Erst knapp zehn Jahre nach Verabschiedung der Bio-Vorgaben für Pflanzen und Tiere wurden die Vorschriften für Meerestiere festgezurrt. Seit Juli 2010 gibt es nun einheitliche EU-Vorgaben für Bio-Fisch. Sie schließen Meeresfrüchte wie Shrimps und Muscheln mit ein. Die Meere sind überfischt, darum kann es sinnvoll sein, bedrohte Fischarten in so genannten Aquakulturen zu kultivieren. Das sind Fischfarmen, in denen zum Beispiel Lachs, Saibling, Wolfsbarsch, Kabeljau und Pangasius gehalten werden. Die Vorschriften machen unter anderem Vorgaben zur Besatzdichte, also zur Anzahl der Tiere je Kubikmeter.
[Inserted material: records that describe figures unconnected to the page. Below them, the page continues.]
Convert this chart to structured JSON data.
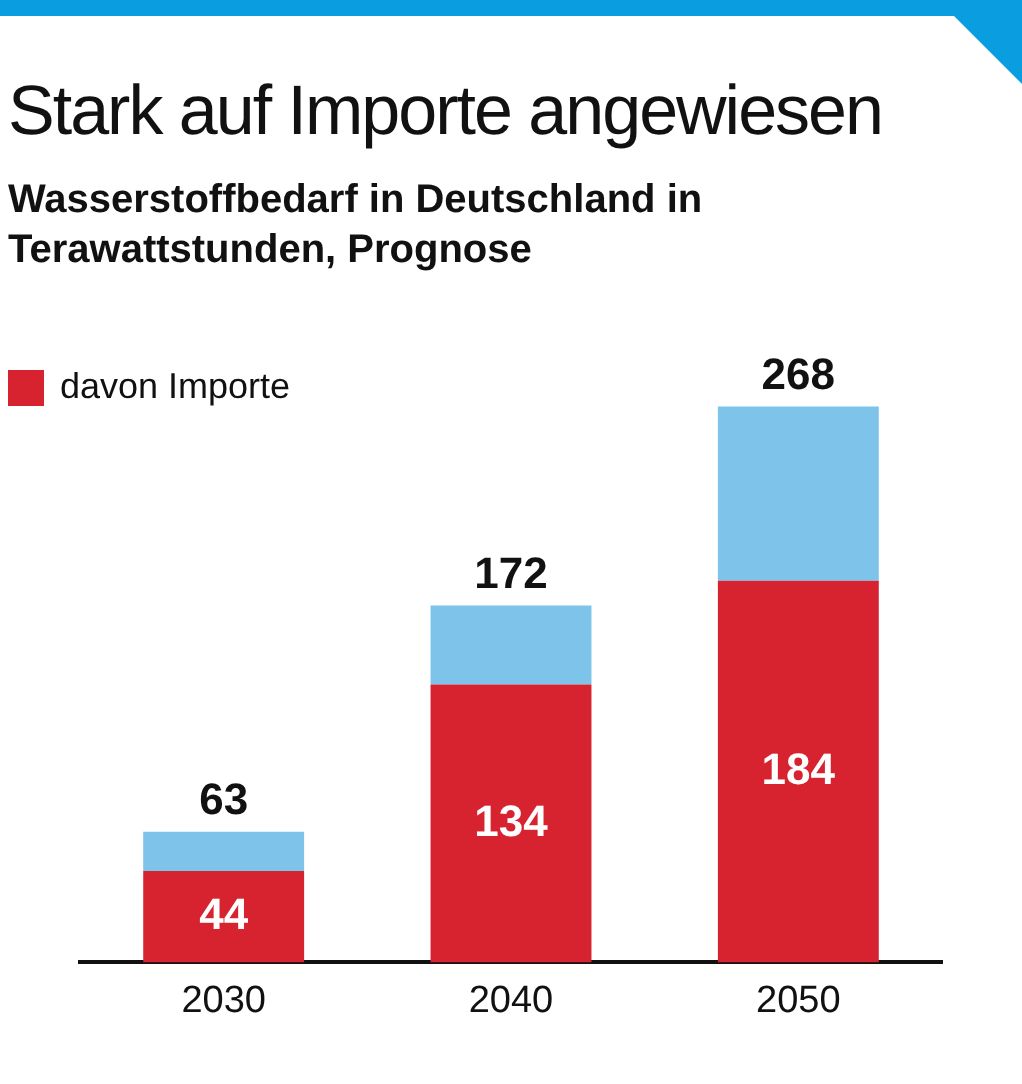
{
  "chart_data": {
    "type": "bar",
    "title": "Stark auf Importe angewiesen",
    "subtitle": "Wasserstoffbedarf in Deutschland in Terawattstunden, Prognose",
    "categories": [
      "2030",
      "2040",
      "2050"
    ],
    "stacked": true,
    "legend": "top left",
    "grid": false,
    "series": [
      {
        "name": "davon Importe",
        "color": "#d7232f",
        "values": [
          44,
          134,
          184
        ],
        "value_labels": [
          "44",
          "134",
          "184"
        ]
      },
      {
        "color": "#7dc3ea",
        "values": [
          19,
          38,
          84
        ]
      }
    ],
    "totals": [
      "63",
      "172",
      "268"
    ]
  }
}
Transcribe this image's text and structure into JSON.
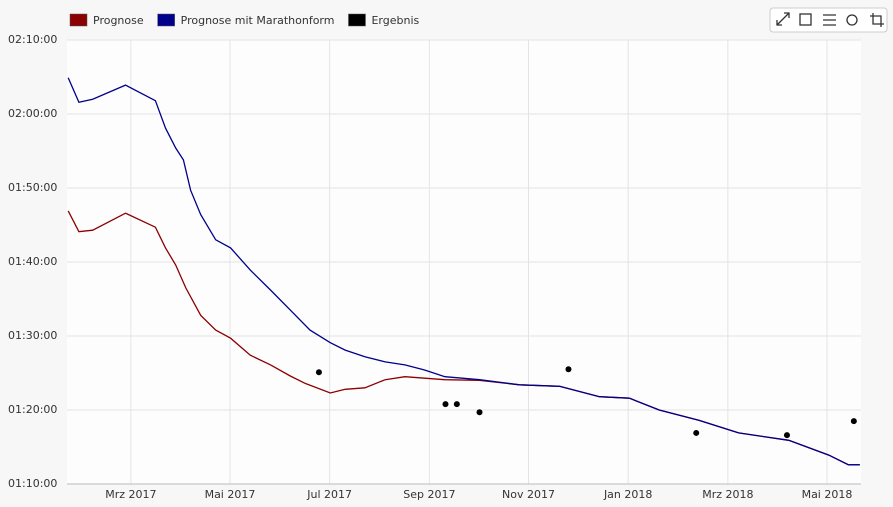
{
  "chart_data": {
    "type": "line",
    "xlim": [
      2017.06,
      2018.39
    ],
    "xticks": [
      {
        "value": 2017.167,
        "label": "Mrz 2017"
      },
      {
        "value": 2017.333,
        "label": "Mai 2017"
      },
      {
        "value": 2017.5,
        "label": "Jul 2017"
      },
      {
        "value": 2017.667,
        "label": "Sep 2017"
      },
      {
        "value": 2017.833,
        "label": "Nov 2017"
      },
      {
        "value": 2018.0,
        "label": "Jan 2018"
      },
      {
        "value": 2018.167,
        "label": "Mrz 2018"
      },
      {
        "value": 2018.333,
        "label": "Mai 2018"
      }
    ],
    "ylim": [
      70,
      130
    ],
    "yticks": [
      {
        "value": 70,
        "label": "01:10:00"
      },
      {
        "value": 80,
        "label": "01:20:00"
      },
      {
        "value": 90,
        "label": "01:30:00"
      },
      {
        "value": 100,
        "label": "01:40:00"
      },
      {
        "value": 110,
        "label": "01:50:00"
      },
      {
        "value": 120,
        "label": "02:00:00"
      },
      {
        "value": 130,
        "label": "02:10:00"
      }
    ],
    "grid": true,
    "series": [
      {
        "name": "Prognose",
        "color": "#8b0000",
        "kind": "line",
        "x": [
          2017.062,
          2017.08,
          2017.103,
          2017.158,
          2017.208,
          2017.225,
          2017.242,
          2017.259,
          2017.284,
          2017.309,
          2017.334,
          2017.367,
          2017.401,
          2017.434,
          2017.459,
          2017.501,
          2017.526,
          2017.559,
          2017.593,
          2017.626,
          2017.659,
          2017.693,
          2017.751,
          2017.818,
          2017.885,
          2017.952,
          2018.002,
          2018.052,
          2018.119,
          2018.185,
          2018.269,
          2018.336,
          2018.369,
          2018.388
        ],
        "values": [
          106.9,
          104.1,
          104.3,
          106.6,
          104.7,
          101.9,
          99.6,
          96.5,
          92.8,
          90.8,
          89.7,
          87.4,
          86.1,
          84.6,
          83.6,
          82.3,
          82.8,
          83.0,
          84.1,
          84.5,
          84.3,
          84.1,
          84.0,
          83.4,
          83.2,
          81.8,
          81.6,
          80.0,
          78.6,
          76.9,
          75.9,
          73.9,
          72.6,
          72.6
        ]
      },
      {
        "name": "Prognose mit Marathonform",
        "color": "#00008b",
        "kind": "line",
        "x": [
          2017.062,
          2017.08,
          2017.103,
          2017.158,
          2017.208,
          2017.225,
          2017.242,
          2017.255,
          2017.267,
          2017.284,
          2017.309,
          2017.334,
          2017.367,
          2017.401,
          2017.434,
          2017.467,
          2017.501,
          2017.526,
          2017.559,
          2017.593,
          2017.626,
          2017.659,
          2017.693,
          2017.751,
          2017.818,
          2017.885,
          2017.952,
          2018.002,
          2018.052,
          2018.119,
          2018.185,
          2018.269,
          2018.336,
          2018.369,
          2018.388
        ],
        "values": [
          124.9,
          121.6,
          122.0,
          123.9,
          121.8,
          118.1,
          115.4,
          113.8,
          109.7,
          106.4,
          103.0,
          101.9,
          98.9,
          96.2,
          93.5,
          90.8,
          89.1,
          88.1,
          87.2,
          86.5,
          86.1,
          85.4,
          84.5,
          84.1,
          83.4,
          83.2,
          81.8,
          81.6,
          80.0,
          78.6,
          76.9,
          75.9,
          73.9,
          72.6,
          72.6
        ]
      },
      {
        "name": "Ergebnis",
        "color": "#000000",
        "kind": "scatter",
        "x": [
          2017.482,
          2017.694,
          2017.713,
          2017.751,
          2017.9,
          2018.114,
          2018.266,
          2018.378
        ],
        "values": [
          85.1,
          80.8,
          80.8,
          79.7,
          85.5,
          76.9,
          76.6,
          78.5
        ]
      }
    ]
  }
}
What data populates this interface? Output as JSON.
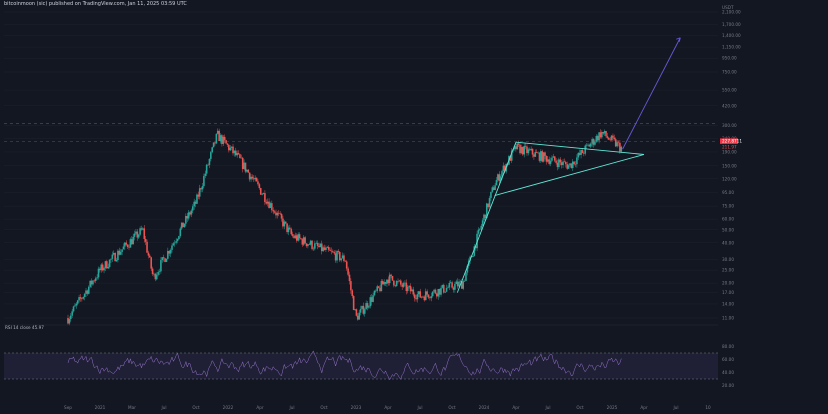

Das ist wichtig, damit sich Fische frei bewegen können und sich eventuelle Krankheiten nicht so leicht ausbreiten. Die Fische dürfen nicht mit Hilfe künstlicher Hormone zum Laichen gebracht werden. Das Fischfutter für Pflanzenfresser sollte Bio sein, Fleisch fressende Fische müssen mit ökologisch oder nachhaltig erzeugtem Fisch gefüttert werden oder, wenn dies nicht erhältlich ist, Reste aus der Fischverarbeitung erhalten. Allerdings dürfen dies nur bis zu 30 Prozent der Tagesration sein. Im Krankheitsfall ist pflanzlichen und homöopathischen Medikamenten der Vorzug zu geben. Reicht deren Wirkung nicht, sind allopathische Mittel erlaubt, jedoch nur bis zu zwei Anwendungen im Jahr. Bevor die Tiere in den Handel kommen müssen entsprechende Abbauzeiten eingehalten werden.

Die europäischen Vorschriftenfür für Fisch haben einen Makel. Sie erlauben, was auch auf Bauernhöfen möglich ist: dass in einer Fischfarm sowohl konventionelle Fische als auch Bio-Fisch gehalten werden dürfen. Zwar muss es eine klare Trennung geben, um die Vermischung zu vermeiden. Doch es besteht die Gefahr, dass versehentlich konventionelles Futter im Bio-Becken landet, Medikamente in den falschen Teich geraten oder herkömmliche Shrimps versehentlich als Öko-Ware zum Verkauf gelangen.

 

Vorschriften für Bio-Wein

Lange Zeit musste man beim Einkauf genau hingucken, um einen echten Öko-Wein zu erstehen. Stand auf der Flasche „Wein aus Trauben aus ökologischem Weinbau“ handelte es sich nämlich nicht um einen vollwertigen Bio-Wein, sondern allein die Trauben waren „Öko“. Die Herstellung im Weinkeller konnte mit konventionellen Verfahren und Zusätzen erfolgen. Allein die Mitglieder des Bioverbands Ecovin erfüllen seit langem strenge Vorgaben auch bei der Weinbereitung.

Seit der Traubenernte 2012 gelten nun die neuen europäischen Vorschriften für Öko-Weine. Sie schreiben nicht nur ökologisch erzeugte Trauben vor, sondern erlauben auch nur eine beschränkte Palette von Zusatzstoffen im Weinkeller. Gentechnisch veränderte Hefen sind ebenso wenig erlaubt wie der Zusatz von Sorbinsäure zur Haltbarmachung. Der Zusatz an Schwefel, der manchen Menschen Kopfschmerzen erzeugt, ist zur Konservierung zwar erlaubt, jedoch in geringerer Menge als bei konventionellen Weinen. Sie beträgt rund ein Drittel des üblichen Wertes. Weine, die vor 2012 erzeugt wurden, dürfen noch in der bisherigen Qualität verkauft werden, tragen aber wie bisher auch nur den Hinweis auf die Verwendung von Öko-Trauben. Die konsequente Weinherstellung lohnt sich. Der Genussführer „Gault Millau“ prämiert regelmäßig Weine aus konsequent biologischer Erzeugung. Viele kommen aus Deutschland.